The 2011 report of International Energy Agency (IEA), stressed on the development of affordable, inexhaustible, and clean solar energy technologies (both active and passive) with large longer-term and global benefits. The IEA believed that the reliance on solar energy will increase countries’ energy security through reliance on an indigenous, inexhaustible and mostly import-independent resource. The solar energy use will also enhance sustainability, reduce pollution, lower the costs of mitigating climate change, and keep fossil fuel prices lower than otherwise. Thus, the additional costs of the incentives for early deployment should be considered learning investments and that they must be wisely spent and need to be widely shared. In view of the IEA suggestions, the potential for solar energy in India is huge.

India has extensive energy needs and increasing difficulty in meeting those needs through traditional means of power generation. In 2012, for example, the world’s largest blackout - the great Indian uutage, stretching from New Delhi to Kolkata, occurred. This blackout was due to failure of the northern power grid and caused nearly 700 million people, twice the population of the US, to be without electricity. In such a situation, India needs to shift to non-polluting renewable sources of energy to meet future demand for electricity. Solar is the prime inexhaustible energy available to all. And India is one of the sun’s most favoured nations, blessed with about 5,000 twh of solar insolation every year with most parts receiving 4-7 kwh per square per metre per day. Thus, investment in solar energy is a natural choice for India.

Considering the solar possibility, in 2009, India unveiled a $19 billion plan to produce 20 gw of solar power by 2020 (Jawaharlal Nehru National Solar Mission, or JNNSM). Under JNNSM, the use of solar-powered equipment and applications would be made compulsory in all government buildings, as well as hospitals and hotels. From August 2011 to July 2012, India has gone from 2.5 mw of grid connected solar photovoltaic to over 1,000 mw of the same power.

In fact, India’s energy under JNNSM is competitively placed among world players. For example, a report by World Bank titled, “Paving the Way for a Transformational Future: Lessons from JNNSM Phase 1,” says that JNNSM has been instrumental in bringing down the cost of solar power to a level that is competitive across the world. As per the report, JNNSM has reduced the costs of solar energy to $0.15 per kwh, making India amongst the lowest cost destinations for grid-connected solar photovoltaic in the world.

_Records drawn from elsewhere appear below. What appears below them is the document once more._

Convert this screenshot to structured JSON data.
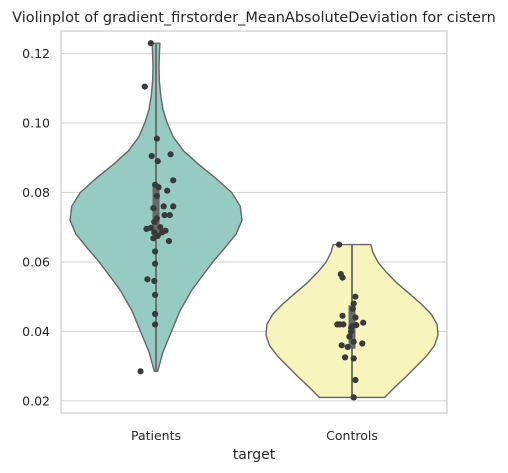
{
  "chart_data": {
    "type": "violin",
    "title": "Violinplot of gradient_firstorder_MeanAbsoluteDeviation for cistern",
    "xlabel": "target",
    "ylabel": "",
    "categories": [
      "Patients",
      "Controls"
    ],
    "ylim": [
      0.0165,
      0.1265
    ],
    "yticks": [
      0.02,
      0.04,
      0.06,
      0.08,
      0.1,
      0.12
    ],
    "ytick_labels": [
      "0.02",
      "0.04",
      "0.06",
      "0.08",
      "0.10",
      "0.12"
    ],
    "grid": "horizontal",
    "violins": [
      {
        "category": "Patients",
        "color": "#96cbc1",
        "min": 0.0285,
        "max": 0.123,
        "q1": 0.068,
        "median": 0.0715,
        "q3": 0.0825,
        "profile": [
          [
            0.0285,
            0.02
          ],
          [
            0.034,
            0.08
          ],
          [
            0.04,
            0.18
          ],
          [
            0.046,
            0.28
          ],
          [
            0.052,
            0.42
          ],
          [
            0.056,
            0.54
          ],
          [
            0.06,
            0.66
          ],
          [
            0.064,
            0.8
          ],
          [
            0.068,
            0.93
          ],
          [
            0.072,
            1.0
          ],
          [
            0.076,
            0.98
          ],
          [
            0.08,
            0.88
          ],
          [
            0.084,
            0.7
          ],
          [
            0.088,
            0.5
          ],
          [
            0.092,
            0.32
          ],
          [
            0.096,
            0.2
          ],
          [
            0.1,
            0.13
          ],
          [
            0.104,
            0.08
          ],
          [
            0.108,
            0.055
          ],
          [
            0.112,
            0.04
          ],
          [
            0.116,
            0.035
          ],
          [
            0.12,
            0.04
          ],
          [
            0.123,
            0.045
          ]
        ],
        "points": [
          [
            0.123,
            -0.06
          ],
          [
            0.1105,
            -0.13
          ],
          [
            0.0955,
            0.01
          ],
          [
            0.091,
            0.17
          ],
          [
            0.0905,
            -0.05
          ],
          [
            0.089,
            0.02
          ],
          [
            0.0835,
            0.2
          ],
          [
            0.0822,
            -0.01
          ],
          [
            0.0815,
            0.03
          ],
          [
            0.0805,
            0.13
          ],
          [
            0.079,
            0.01
          ],
          [
            0.076,
            0.2
          ],
          [
            0.076,
            0.09
          ],
          [
            0.0755,
            -0.03
          ],
          [
            0.0735,
            0.16
          ],
          [
            0.0735,
            0.1
          ],
          [
            0.0725,
            0.01
          ],
          [
            0.0715,
            -0.02
          ],
          [
            0.07,
            0.05
          ],
          [
            0.0698,
            -0.06
          ],
          [
            0.0695,
            -0.11
          ],
          [
            0.069,
            0.11
          ],
          [
            0.0685,
            -0.02
          ],
          [
            0.0685,
            0.07
          ],
          [
            0.0675,
            0.02
          ],
          [
            0.0668,
            -0.03
          ],
          [
            0.066,
            0.15
          ],
          [
            0.063,
            -0.01
          ],
          [
            0.0595,
            -0.01
          ],
          [
            0.055,
            -0.1
          ],
          [
            0.0545,
            -0.02
          ],
          [
            0.0505,
            -0.01
          ],
          [
            0.045,
            -0.01
          ],
          [
            0.042,
            -0.01
          ],
          [
            0.0285,
            -0.18
          ]
        ]
      },
      {
        "category": "Controls",
        "color": "#f7f5bb",
        "min": 0.021,
        "max": 0.065,
        "q1": 0.035,
        "median": 0.0405,
        "q3": 0.0475,
        "profile": [
          [
            0.021,
            0.38
          ],
          [
            0.024,
            0.5
          ],
          [
            0.027,
            0.63
          ],
          [
            0.03,
            0.75
          ],
          [
            0.033,
            0.87
          ],
          [
            0.036,
            0.96
          ],
          [
            0.039,
            1.0
          ],
          [
            0.042,
            0.99
          ],
          [
            0.045,
            0.92
          ],
          [
            0.048,
            0.8
          ],
          [
            0.051,
            0.66
          ],
          [
            0.054,
            0.52
          ],
          [
            0.057,
            0.4
          ],
          [
            0.06,
            0.3
          ],
          [
            0.063,
            0.24
          ],
          [
            0.065,
            0.22
          ]
        ],
        "points": [
          [
            0.065,
            -0.15
          ],
          [
            0.0565,
            -0.13
          ],
          [
            0.0555,
            -0.11
          ],
          [
            0.05,
            0.04
          ],
          [
            0.048,
            0.02
          ],
          [
            0.0465,
            0.01
          ],
          [
            0.0445,
            -0.11
          ],
          [
            0.044,
            0.04
          ],
          [
            0.0425,
            0.13
          ],
          [
            0.042,
            -0.17
          ],
          [
            0.042,
            -0.14
          ],
          [
            0.042,
            -0.1
          ],
          [
            0.0418,
            0.05
          ],
          [
            0.0415,
            0.0
          ],
          [
            0.041,
            -0.01
          ],
          [
            0.04,
            -0.01
          ],
          [
            0.0385,
            -0.03
          ],
          [
            0.037,
            0.02
          ],
          [
            0.0365,
            0.12
          ],
          [
            0.036,
            -0.12
          ],
          [
            0.0355,
            -0.05
          ],
          [
            0.0325,
            -0.08
          ],
          [
            0.0322,
            0.02
          ],
          [
            0.026,
            0.04
          ],
          [
            0.021,
            0.02
          ]
        ]
      }
    ],
    "colors": {
      "edge": "#666666",
      "box": "#686868",
      "point": "#3a3a3a",
      "grid": "#d6d6d6",
      "frame": "#cccccc"
    }
  }
}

According to the World Bank report, solar power has the potential to reduce India’s dependence on imports of diesel and coal for power generation, reduce greenhouse gas emissions, and contribute to energy security. Ashish Khanna, lead energy specialist and one of the authors of the report says that growth in the solar sector will help India increase its share of clean energy and help meet its target of reducing emissions per unit of its GDP by 20-25 per cent by 2020 over 2005 levels.

However, at present solar power is costly compared with conventional sources of power (from coal and oil). Thus, what is crucially needed is a focused approach that works on promoting financing of solar projects by commercial banks, developing shared infrastructure facilities such as solar parks, and identifying comparative advantage of Indian manufacturing across the supply chain.

One way in which the proposed mechanism has already found success is via publicly developed infrastructure such as solar parks. For example, Gujarat has developed a solar park in Charanka (Patan district), which is now the largest solar park in Asia generating more than 850 mw of power through solar photovoltaic technology. As per the report, such public infrastructure facilities helps in developing critical infrastructure, including facilities for power transmission, roads and water, thereby ensuring the rapid development of solar projects as well as local employment generation. In addition, India’s plans to develop ultra-mega solar projects will help showcase the potential for large scale grid connected solar projects to the entire world, which would make India a leader in the solar renewable technology.